Remote podcast interviews during COVID-19
When coronavirus first started making headlines, Pediatrica Intensiva was just an idea.
But the concept — a podcast about the art and science of pediatric intensive care — quickly became a reality as the severity of the pandemic became clearer and answers became more elusive.
In an effort to share information fast, Dr. Greg Kelly — a pediatric intensivist from Australia who is currently on sabbatical at SickKids in Toronto, Canada — along with Dr. Peta Alexander, an attending cardiac intensivist at Boston Children’s Hospital, and Dr. Michael Clifford, a pediatric anesthetist and intensivist at The Royal Children’s Hospital Melbourne, launched the podcast months ahead of schedule.
While physicians are accustomed to sharing information and best practices in a variety of different ways, podcasting offered distinct advantages given the urgent and pressing nature of coronavirus.

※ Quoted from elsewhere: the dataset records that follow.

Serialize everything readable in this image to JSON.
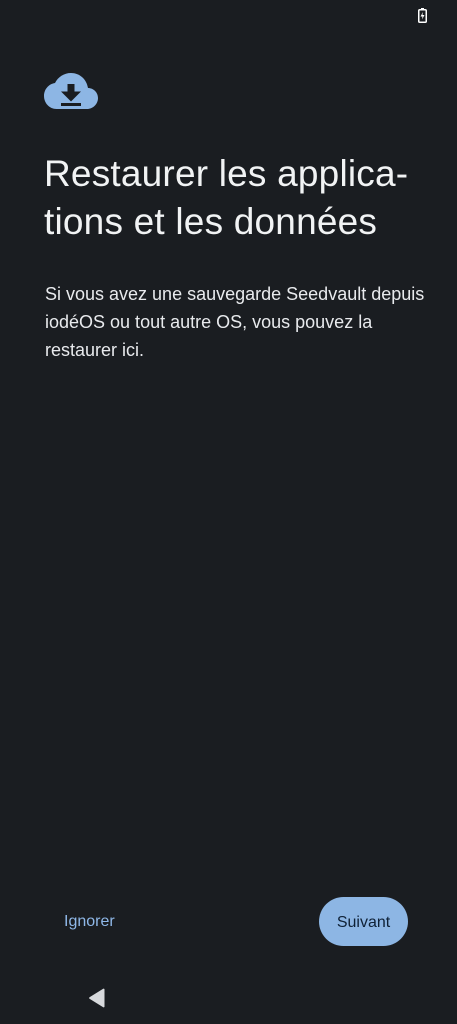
{
  "screen": {
    "title": "Restaurer les applica­tions et les données",
    "description": "Si vous avez une sauvegarde Seedvault depuis iodéOS ou tout autre OS, vous pouvez la restaurer ici."
  },
  "actions": {
    "skip_label": "Ignorer",
    "next_label": "Suivant"
  },
  "icons": {
    "header": "cloud-download-icon",
    "status": "battery-charging-icon",
    "nav": "back-icon"
  },
  "colors": {
    "background": "#1a1d21",
    "accent": "#8db6e4",
    "link": "#8fb8e8"
  }
}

So Greg and colleagues dived in and recorded their first episode that is only four days old and already has more than twenty-three thousand downloads. “We weren’t meant to release anything quite yet. But then everything changed with coronavirus,” Greg says in the very first episode, recorded on SquadCast.
Greg, Peta, and Mike connected with Italian physicians on the frontlines of the fight to control coronavirus in Bergamo, Italy. They joined a session with intensivists Giovanna Colombo and Lorenzo Grazioli to get a first-hand account of treating the virus in a country that has been overwhelmed by it.
Over an hour and eleven minutes, the specialists share observations, their latest understanding of effective treatment and lessons learned.
“You have to train your staff not to be infected,” Lorenzo explains, adding that video tutorials are not enough. Specific, in-person training is essential: “We put someone at the door of the intensive care unit, just to teach [staff] how to dress themselves” in personal protective equipment, Lorenzo says during the episode.
The show must go on — remotely
As the creative world changes, social distancing becomes more necessary and quality remote recording is the new standard for staying connected — we are honored and grateful for the opportunity to connect creatives in these trying times.